Department of Popular Culture, Blacksmith College
Oblivion: Stories. David Foster Wallace. Boston: Little, Brown, 2004. Pp. 336. $25.95 (cloth).
Understanding David Foster Wallace. Marshall Boswell. Columbia, SC: University of South Carolina Press, 2003. Pp. 232. $34.95 (cloth).

For some critics of contemporary literature, David Foster Wallace is simply the most gifted writer of his generation. For others, his stature is more troubled: a writer whose obvious talents are being squandered in verbal hijinks and self-regarding mannerisms. The controversy that surrounds Wallace adds to the sense of timeliness that will attend Marshall Boswell's monograph, Understanding David Foster Wallace. With intelligence and aplomb, Boswell surveys the entire career. After a brief chapter that guides the reader through Wallace's life and background, Boswell proceeds to a synoptic account of Wallace's four major works, covering the two novels (The Broom of the System [1987] and Infinite Jest [1997]) and the two collections of short stories (The Girl with Curious Hair [1989] and Brief Interview with Hideous Men [1999]) which have established his formidable reputation. Boswell elects not to devote a separate chapter to Wallace's essay collection, A Supposedly Fun Thing I'll Never Do Again (1997), instead interweaving discussions of individual essays into his chapters on the major books. Boswell is a judicious and sympathetic reader, and he offers important insights into Wallace's thematic and stylistic preoccupations. He is especially good at noticing the difficulties that surround attempts to define Wallace as a postmodern writer, and his work will be welcomed by anyone who has read Wallace with pleasure. It is no fault of Boswell, needless to say, that his book should have appeared just when Wallace was about to publish two more books, Everything and More: A Compact History of Infinity (2004), a study of the concept of infinity in mathematics, and Oblivion (2004), a new collection of short stories. [End Page 819]

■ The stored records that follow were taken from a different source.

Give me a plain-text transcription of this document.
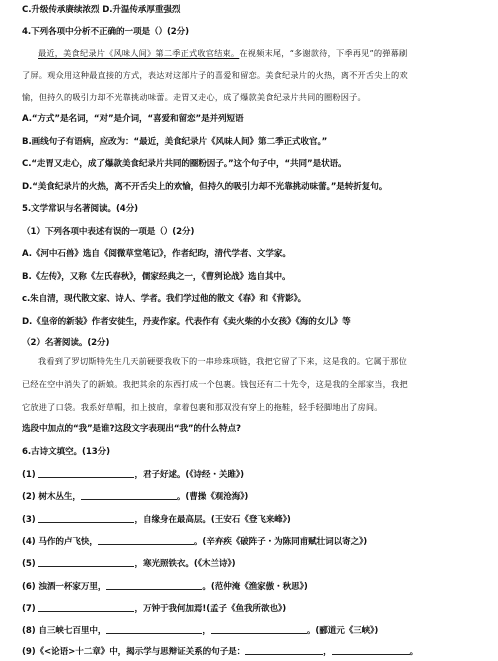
C.升级传承赓续浓烈 D.升温传承厚重强烈
4.下列各项中分析不正确的一项是（）(2分)
最近，美食纪录片《风味人间》第二季正式收官结束。在视频末尾，“多谢款待，下季再见”的弹幕刷
了屏。观众用这种最直接的方式，表达对这部片子的喜爱和留恋。美食纪录片的火热，离不开舌尖上的欢
愉，但持久的吸引力却不光靠挑动味蕾。走胃又走心，成了爆款美食纪录片共同的圈粉因子。
A.“方式”是名词，“对”是介词，“喜爱和留恋”是并列短语
B.画线句子有语病，应改为：“最近，美食纪录片《风味人间》第二季正式收官。”
C.“走胃又走心，成了爆款美食纪录片共同的圈粉因子。”这个句子中，“共同”是状语。
D.“美食纪录片的火热，离不开舌尖上的欢愉，但持久的吸引力却不光靠挑动味蕾。”是转折复句。
5.文学常识与名著阅读。(4分)
（1）下列各项中表述有误的一项是（）(2分)
A.《河中石兽》选自《阅微草堂笔记》，作者纪昀，清代学者、文学家。
B.《左传》，又称《左氏春秋》，儒家经典之一，《曹刿论战》选自其中。
c.朱自清，现代散文家、诗人、学者。我们学过他的散文《春》和《背影》。
D.《皇帝的新装》作者安徒生，丹麦作家。代表作有《卖火柴的小女孩》《海的女儿》等
（2）名著阅读。(2分)
我看到了罗切斯特先生几天前硬要我收下的一串珍珠项链，我把它留了下来，这是我的。它属于那位
已经在空中消失了的新娘。我把其余的东西打成一个包裹。钱包还有二十先令，这是我的全部家当，我把
它放进了口袋。我系好草帽，扣上披肩，拿着包裹和那双没有穿上的拖鞋，轻手轻脚地出了房间。
选段中加点的“我”是谁?这段文字表现出“我”的什么特点?
6.古诗文填空。(13分)
(1)	，君子好逑。(《诗经・关雎》)
(2) 树木丛生，	。(曹操《观沧海》)
(3)	，自缘身在最高层。(王安石《登飞来峰》)
(4) 马作的卢飞快，	。(辛弃疾《破阵子・为陈同甫赋壮词以寄之》)
(5)	，寒光照铁衣。(《木兰诗》)
(6) 浊酒一杯家万里，	。(范仲淹《渔家傲・秋思》)
(7)	，万钟于我何加焉!(孟子《鱼我所欲也》)
(8) 自三峡七百里中，	，	。(郦道元《三峡》)
(9)《<论语>十二章》中，揭示学与思辩证关系的句子是：	，	。
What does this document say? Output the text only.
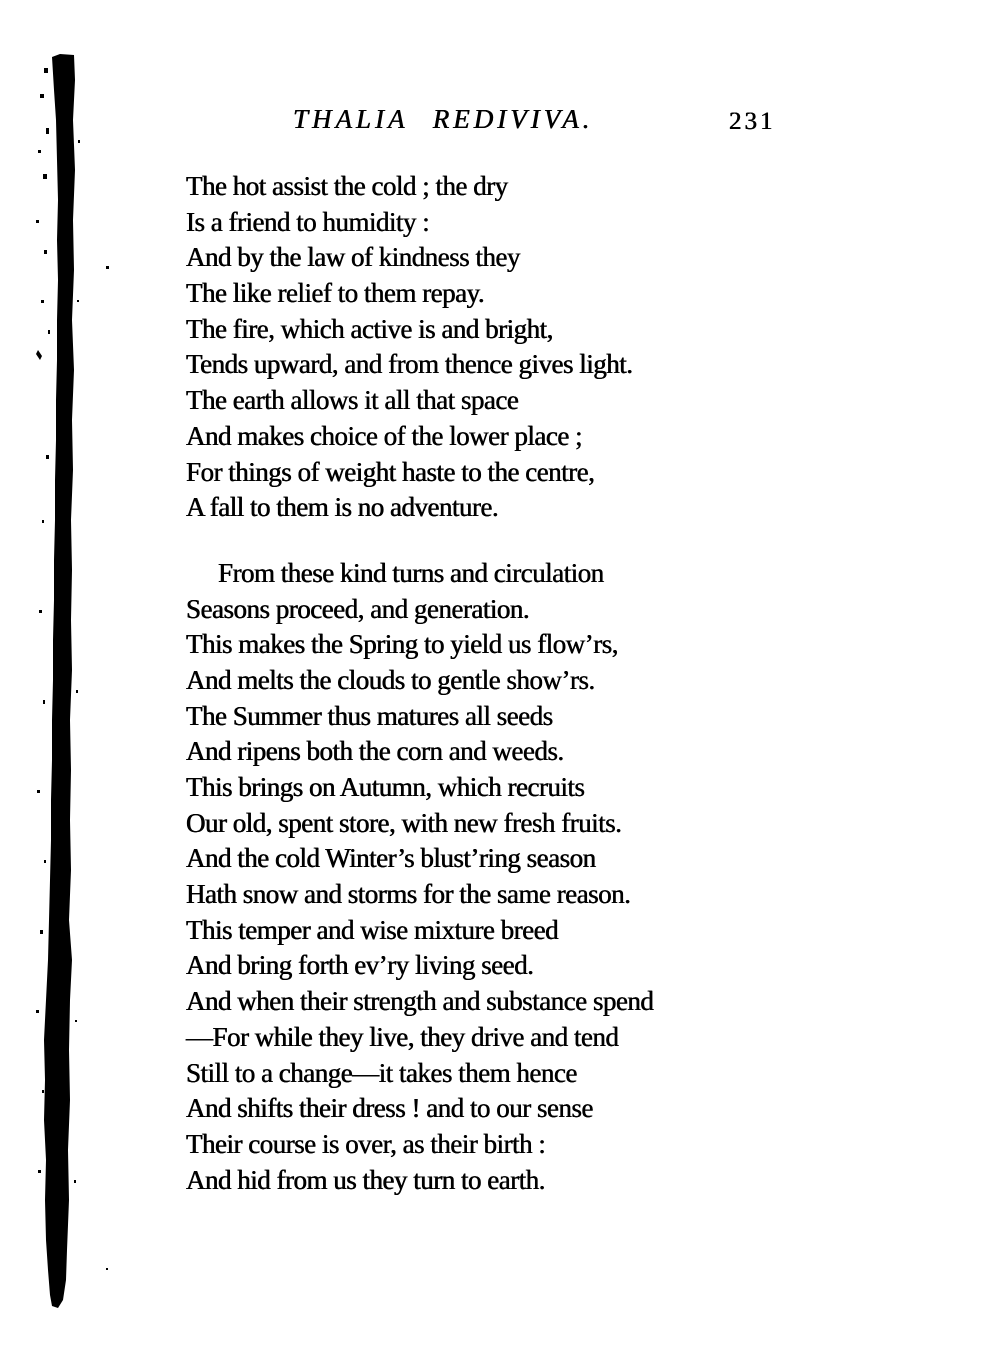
THALIA REDIVIVA.	231
The hot assist the cold ; the dry
Is a friend to humidity :
And by the law of kindness they
The like relief to them repay.
The fire, which active is and bright,
Tends upward, and from thence gives light.
The earth allows it all that space
And makes choice of the lower place ;
For things of weight haste to the centre,
A fall to them is no adventure.
From these kind turns and circulation
Seasons proceed, and generation.
This makes the Spring to yield us flow’rs,
And melts the clouds to gentle show’rs.
The Summer thus matures all seeds
And ripens both the corn and weeds.
This brings on Autumn, which recruits
Our old, spent store, with new fresh fruits.
And the cold Winter’s blust’ring season
Hath snow and storms for the same reason.
This temper and wise mixture breed
And bring forth ev’ry living seed.
And when their strength and substance spend
—For while they live, they drive and tend
Still to a change—it takes them hence
And shifts their dress ! and to our sense
Their course is over, as their birth :
And hid from us they turn to earth.
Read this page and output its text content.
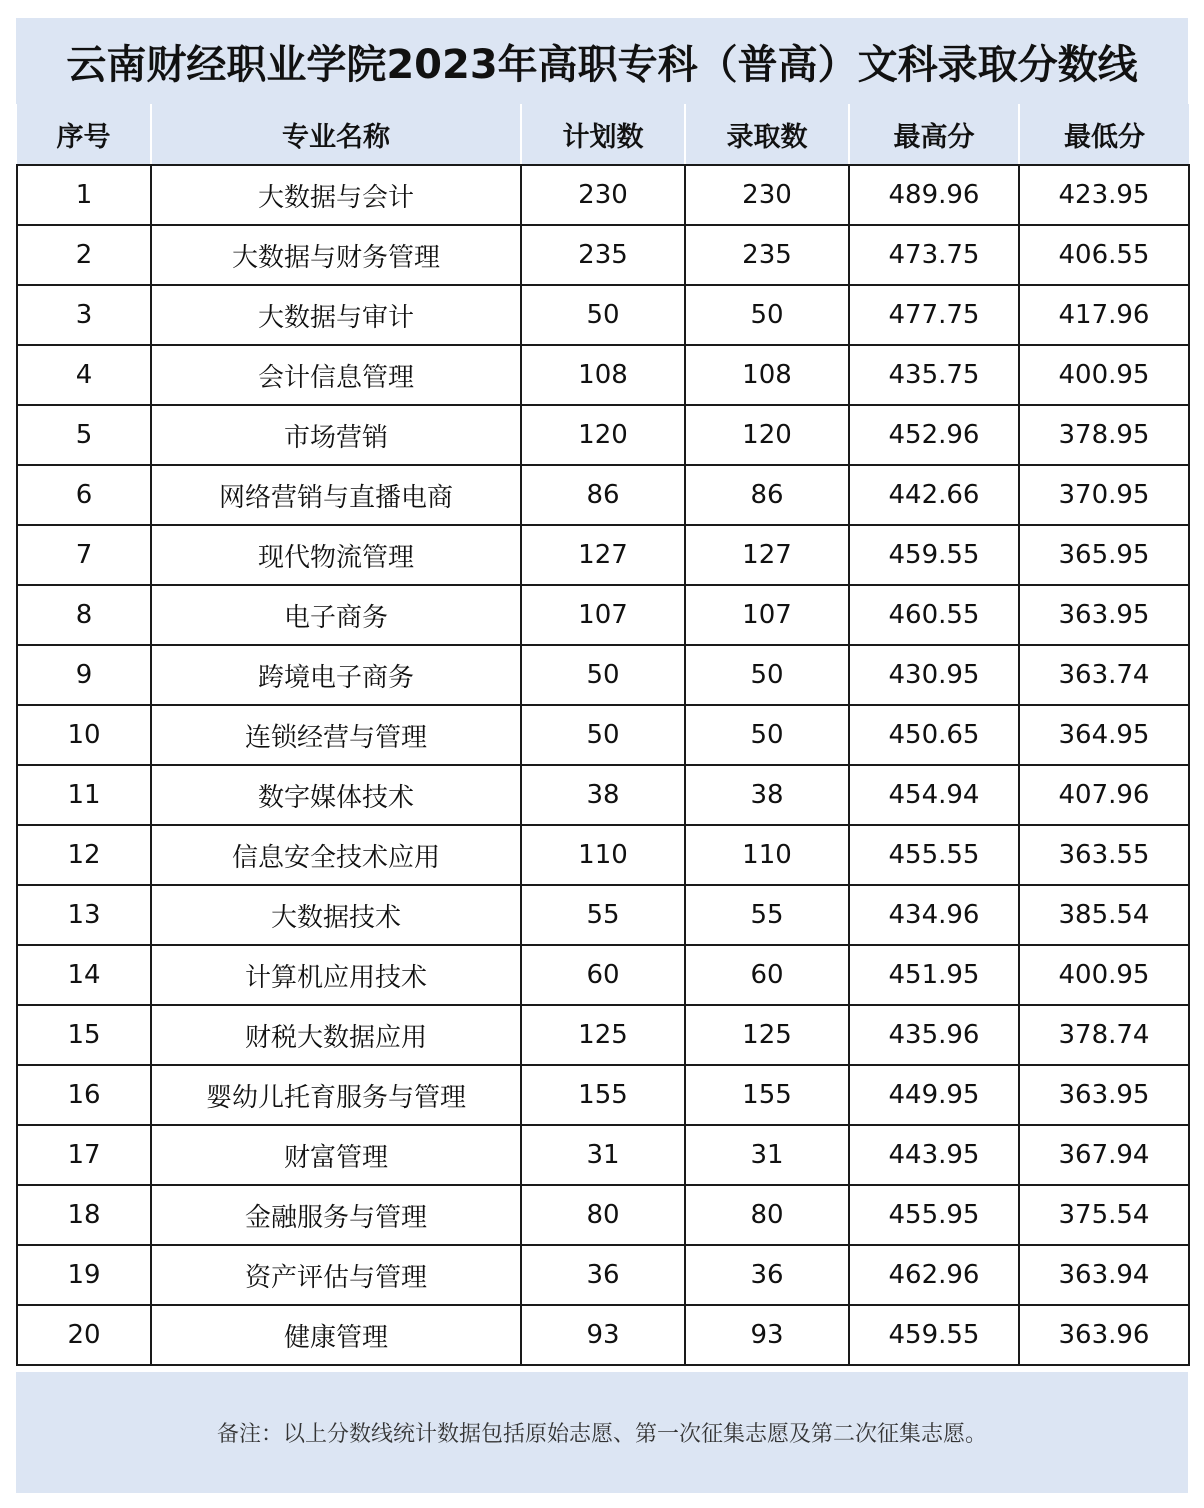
云南财经职业学院2023年高职专科（普高）文科录取分数线
序号	专业名称	计划数	录取数	最高分	最低分
1	大数据与会计	230	230	489.96	423.95
2	大数据与财务管理	235	235	473.75	406.55
3	大数据与审计	50	50	477.75	417.96
4	会计信息管理	108	108	435.75	400.95
5	市场营销	120	120	452.96	378.95
6	网络营销与直播电商	86	86	442.66	370.95
7	现代物流管理	127	127	459.55	365.95
8	电子商务	107	107	460.55	363.95
9	跨境电子商务	50	50	430.95	363.74
10	连锁经营与管理	50	50	450.65	364.95
11	数字媒体技术	38	38	454.94	407.96
12	信息安全技术应用	110	110	455.55	363.55
13	大数据技术	55	55	434.96	385.54
14	计算机应用技术	60	60	451.95	400.95
15	财税大数据应用	125	125	435.96	378.74
16	婴幼儿托育服务与管理	155	155	449.95	363.95
17	财富管理	31	31	443.95	367.94
18	金融服务与管理	80	80	455.95	375.54
19	资产评估与管理	36	36	462.96	363.94
20	健康管理	93	93	459.55	363.96
备注：以上分数线统计数据包括原始志愿、第一次征集志愿及第二次征集志愿。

Oblivion displays the stylistic and narrative tics with which readers of the oeuvre are surely by now familiar. All the letters and numbers are here, all the colors of the spectrum, all the voices and sounds, all the code words and ceremonial phrases. It is, we might say, just a question of deciphering, rearranging, peeling off the layers of unspeakability. Heroically contorted periodic sentences (round parentheses contain square parentheses [furthering diversions from the main statement] which are then brought back in line [with the help of performative, often unnecessary repetitions of the subject, drawing attention to said diversions, the performative repetitions draw attention to them that is, while reasserting the dominance of the subject]) and persistent double possessives (Wallace's apostrophes' regularity creating for this grammatical aberration a kind of coherence and normativity) thrust Wallace's Oedipal relationship with grammar (his mother wrote Practically Painless English, a remedial writing textbook) into plain view. Not to mention the interjections (providing clues about the stories' ostensible conflicts' psychic origins) that occur with insistent regularity. Wallace is far less compulsive in using that anti-hegemonic footnote for which he is notorious (Infinite Jest contains close to 100 pages of additional narration under "Notes and Errata"; one story in Brief Interviews requires readers to follow two simultaneous narratives [to be like a tree in which there are two blackbirds], arranged in Freudian relation to one another, the hegemony of the "conscious" narration disturbed and distorted by an increasingly assertive "subnarrative"). But there are only a few such narrative diversions in Oblivion, thankfully, and they seem to know their place.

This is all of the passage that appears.